Het is fascinerend dat Jezus dus tussen die mensen in gaat staan en met hen kopje onder gaat.
Dat is de eerste stap die Hij tussen mensen zet en het is een kenmerkende. Daarna gaat Hij naar
de mensen op zoek, die met vallen en opstaan proberen te leven. En vooral de mensen die klem
zijn gelopen, gevallen zijn, die zoekt Hij op, vist Hij als het ware op uit het water. Visser van
mensen. En, zo zegt Johannes erbij, Hij doopt ze met de Geest.
Wat is dat? We zien het gebeuren bij de doop van Jezus. Er klinkt een stem uit de hemel. Wie
heeft die gehoord? Was het alleen Jezus? Was het ook Johannes? Waren het anderen? Hoe gaat
zoiets? U, jij, ik, wij kunnen allemaal dezelfde dienst meemaken en wat de één raakt en
binnenkomt, gaat bij de ander het ene oor in het andere oor uit. Rond kerst kreeg ik een kaartje
van een man van nu in de 30, die ooit behoorlijk verslaafd was en met wie ik intensieve
gesprekken had. Toen hij ooit verslaafd en wel over de hei liep zag hij een regenboog. Voor hem
was die regenboog een teken van hoop voor zijn leven. Het kwam bij hem binnen. Wie weet dat
iemand die op dat moment óók in het bos liep dat helemaal niet zo ervoer. Ieder jaar – al wel 15 –
krijg ik een kaartje, van hem, zijn vrouw en zijn kinderen. Prachtig! Diep in hem is er een soort
zekerheid ontstaan van: ik ben Gods moeite waard. En hij is opgebloeid.
Je zou dat het effect van de Geest van God kunnen noemen. Jezus wordt “Zoon van God
genoemd”. Ergens in zijn brieven zegt Paulus dit: de Geest van God getuigt met onze geest dat we
kinderen van God zijn. Geen slaven, maar kinderen. Een slaaf, dat is in de dagen van Jezus en
Paulus iets van alledag. Slaven, dat zijn mensen die ergens altijd leven op de goedkeuring of
afkeuring van hun meesters. Doen ze goed, dan krijgen ze beloning, doen ze slecht, dan krijgen
ze straf. Een beetje als in dit plaatje. Zorg nou dat je overhemd zo schoon mogelijk blijft, je leven
zo goed mogelijk….., maar het is ergens een soort van kramp.

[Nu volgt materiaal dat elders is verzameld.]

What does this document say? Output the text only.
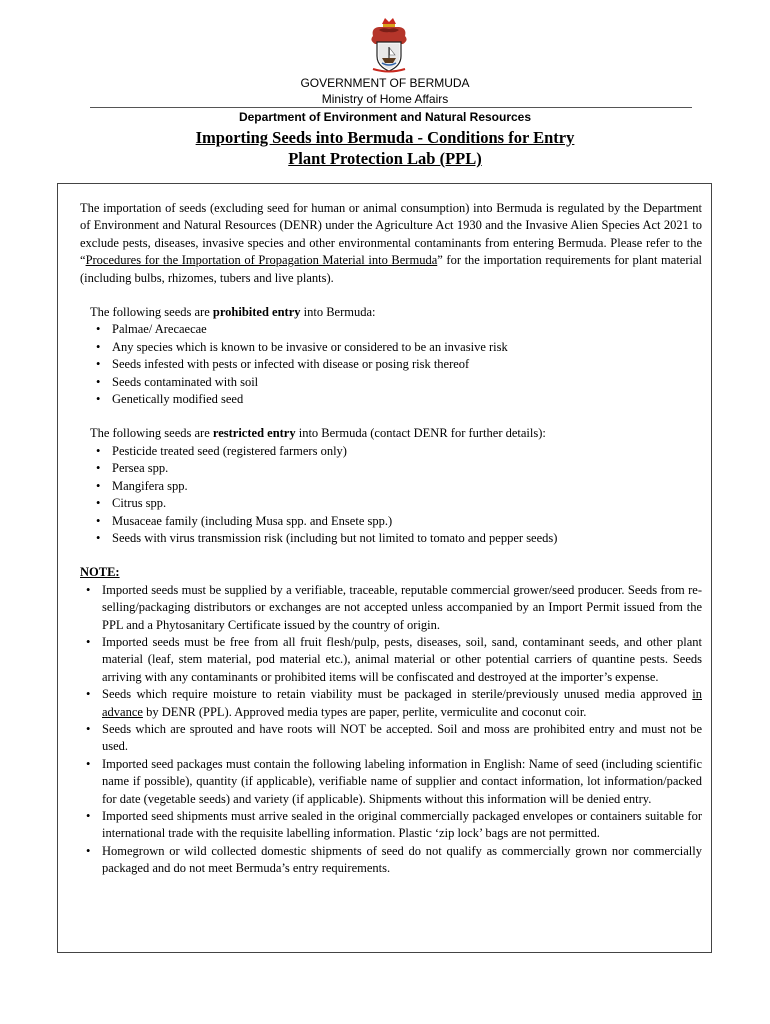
GOVERNMENT OF BERMUDA
Ministry of Home Affairs
Department of Environment and Natural Resources
Importing Seeds into Bermuda - Conditions for Entry
Plant Protection Lab (PPL)

The importation of seeds (excluding seed for human or animal consumption) into Bermuda is regulated by the Department of Environment and Natural Resources (DENR) under the Agriculture Act 1930 and the Invasive Alien Species Act 2021 to exclude pests, diseases, invasive species and other environmental contaminants from entering Bermuda. Please refer to the “Procedures for the Importation of Propagation Material into Bermuda” for the importation requirements for plant material (including bulbs, rhizomes, tubers and live plants).

The following seeds are prohibited entry into Bermuda:

• Palmae/ Arecaecae
• Any species which is known to be invasive or considered to be an invasive risk
• Seeds infested with pests or infected with disease or posing risk thereof
• Seeds contaminated with soil
• Genetically modified seed

The following seeds are restricted entry into Bermuda (contact DENR for further details):

• Pesticide treated seed (registered farmers only)
• Persea spp.
• Mangifera spp.
• Citrus spp.
• Musaceae family (including Musa spp. and Ensete spp.)
• Seeds with virus transmission risk (including but not limited to tomato and pepper seeds)

NOTE:

• Imported seeds must be supplied by a verifiable, traceable, reputable commercial grower/seed producer. Seeds from re-selling/packaging distributors or exchanges are not accepted unless accompanied by an Import Permit issued from the PPL and a Phytosanitary Certificate issued by the country of origin.
• Imported seeds must be free from all fruit flesh/pulp, pests, diseases, soil, sand, contaminant seeds, and other plant material (leaf, stem material, pod material etc.), animal material or other potential carriers of quantine pests. Seeds arriving with any contaminants or prohibited items will be confiscated and destroyed at the importer’s expense.
• Seeds which require moisture to retain viability must be packaged in sterile/previously unused media approved in advance by DENR (PPL). Approved media types are paper, perlite, vermiculite and coconut coir.
• Seeds which are sprouted and have roots will NOT be accepted. Soil and moss are prohibited entry and must not be used.
• Imported seed packages must contain the following labeling information in English: Name of seed (including scientific name if possible), quantity (if applicable), verifiable name of supplier and contact information, lot information/packed for date (vegetable seeds) and variety (if applicable). Shipments without this information will be denied entry.
• Imported seed shipments must arrive sealed in the original commercially packaged envelopes or containers suitable for international trade with the requisite labelling information. Plastic ‘zip lock’ bags are not permitted.
• Homegrown or wild collected domestic shipments of seed do not qualify as commercially grown nor commercially packaged and do not meet Bermuda’s entry requirements.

Een soort angst om maar niet fout
te durven zijn.
Als binnenkomt, als Gods liefde je zó raakt, dat je “Kind” wordt genoemd of “Zoon” of “dochter”,
dan betekent dat: onvoorwaardelijk! Of je nu goed doet of niet goed doet, een nieuwe vlekkeloze
trui of een trui die eronder zit, je bent Gods kind. Jij mag leven! En laat die bron van liefde, die
Geest van liefde nu de basis zijn onder je leven. De bron waaruit je mag drinken, de rivier waar je
altijd weer ondergedompeld mag worden…..
Het begint….. Het begin. Wie gedoopt is, krijgt een belofte mee, een teken, een leven lang ben jij
bemind. Leef, mens durf te leven, durf dus ook je fouten te maken. En laat in dat alles Gods liefde
jouw leven bepalen.
Let op, als die liefde leeft in jou, dan zul je vast fouten maken, maar misschien zul je nog wel veel
meer liefdevol raken. Voor je zelf én voor de mensen om je heen. Mild, vergevingsgezind, je zelf
en de ander accepterend. Je eigen imperfectie en die van de ander. Heb je naaste lief, zoals je
jezelf lief hebt. En God die jou liefheeft, Hem boven alles. Amen.